On whether a person who had participated in demonstrations would be able to leave the country, a Western embassy (3) stated that there could be examples of cases involving prominent demonstrators being able to exit the country legally and that this could be the case if the authorities just want to be rid of them.
[74]
The Officer simply ignores this possibility which suggests the opposite of his own conclusions. This is a reviewable error. See Cepeda-Gutierrez v Canada (Minister of Citizenship and Immigration) (1998), [1998] FCJ No 1425, at para 17.
[75]
Also, in relying upon this report, the Officer was not acting in a procedurally fair way. The report relied upon appears to be something that the Officer unilaterally accessed from the internet.
[76]
In Fi v Canada (Minister of Citizenship and Immigration), 2006 FC 1125, this Court held as follows:
8 First, the PRRA officer violated the applicant's right to procedural fairness in the determination of his application for protection. The principles mentioned by the Federal Court of Appeal in Mancia v. Canada (Minister of Citizenship & Immigration), [1998] 3 F.C. 461 (Fed. C.A.) at para. 27, are applicable here. It is apparent that the PRRA officer consulted relevant documentary extrinsic evidence found on the internet, upon which the applicant was never given an opportunity to comment. Such unilateral use of the internet is unfair (Zamora v.
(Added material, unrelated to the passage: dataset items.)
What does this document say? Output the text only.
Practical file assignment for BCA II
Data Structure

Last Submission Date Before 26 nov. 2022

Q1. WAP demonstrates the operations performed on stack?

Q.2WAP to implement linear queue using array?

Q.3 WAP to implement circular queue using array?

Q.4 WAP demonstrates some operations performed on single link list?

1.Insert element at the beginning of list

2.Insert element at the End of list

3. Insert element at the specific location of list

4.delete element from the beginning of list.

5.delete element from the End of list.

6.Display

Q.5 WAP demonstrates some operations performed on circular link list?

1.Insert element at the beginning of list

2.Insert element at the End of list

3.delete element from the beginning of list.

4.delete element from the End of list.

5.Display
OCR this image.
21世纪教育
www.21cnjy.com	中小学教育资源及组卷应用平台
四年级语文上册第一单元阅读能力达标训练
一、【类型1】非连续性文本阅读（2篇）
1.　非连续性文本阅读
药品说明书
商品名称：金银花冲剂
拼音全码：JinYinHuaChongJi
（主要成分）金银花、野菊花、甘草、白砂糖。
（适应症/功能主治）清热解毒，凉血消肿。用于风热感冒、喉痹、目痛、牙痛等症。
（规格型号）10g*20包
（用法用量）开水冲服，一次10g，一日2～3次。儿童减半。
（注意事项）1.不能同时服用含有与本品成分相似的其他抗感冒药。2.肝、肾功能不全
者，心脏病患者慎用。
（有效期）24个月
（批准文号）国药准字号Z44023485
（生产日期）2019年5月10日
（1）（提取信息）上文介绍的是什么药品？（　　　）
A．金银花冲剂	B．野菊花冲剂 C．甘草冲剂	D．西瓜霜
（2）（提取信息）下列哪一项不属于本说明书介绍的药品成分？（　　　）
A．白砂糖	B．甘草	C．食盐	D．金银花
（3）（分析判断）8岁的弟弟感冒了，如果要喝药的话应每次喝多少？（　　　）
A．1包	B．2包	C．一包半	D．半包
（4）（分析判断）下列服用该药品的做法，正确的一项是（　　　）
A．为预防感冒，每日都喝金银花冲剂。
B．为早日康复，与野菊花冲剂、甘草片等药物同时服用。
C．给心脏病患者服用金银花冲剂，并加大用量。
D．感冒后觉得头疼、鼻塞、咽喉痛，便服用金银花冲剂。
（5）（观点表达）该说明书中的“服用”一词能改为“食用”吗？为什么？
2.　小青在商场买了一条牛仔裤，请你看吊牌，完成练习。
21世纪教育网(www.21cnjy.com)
Canada (Minister of Citizenship & Immigration) (2004), 260 F.T.R. 155, 2004 FC 1414 (F.C.) at paras. 17-18).
E.
Sur Place Claim
[77]
The Applicant also raises issues with the Officer’s analysis of his sur place claim. I agree with the Applicant’s position but, given the errors I have already identified above, it is clear to me that this Decision is unsafe and unreasonable and should be returned for reconsideration by a different officer even without errors in the sur place analysis.
IX.
CERTIFICATION
[78]
The parties agree there is no question for certification and I concur.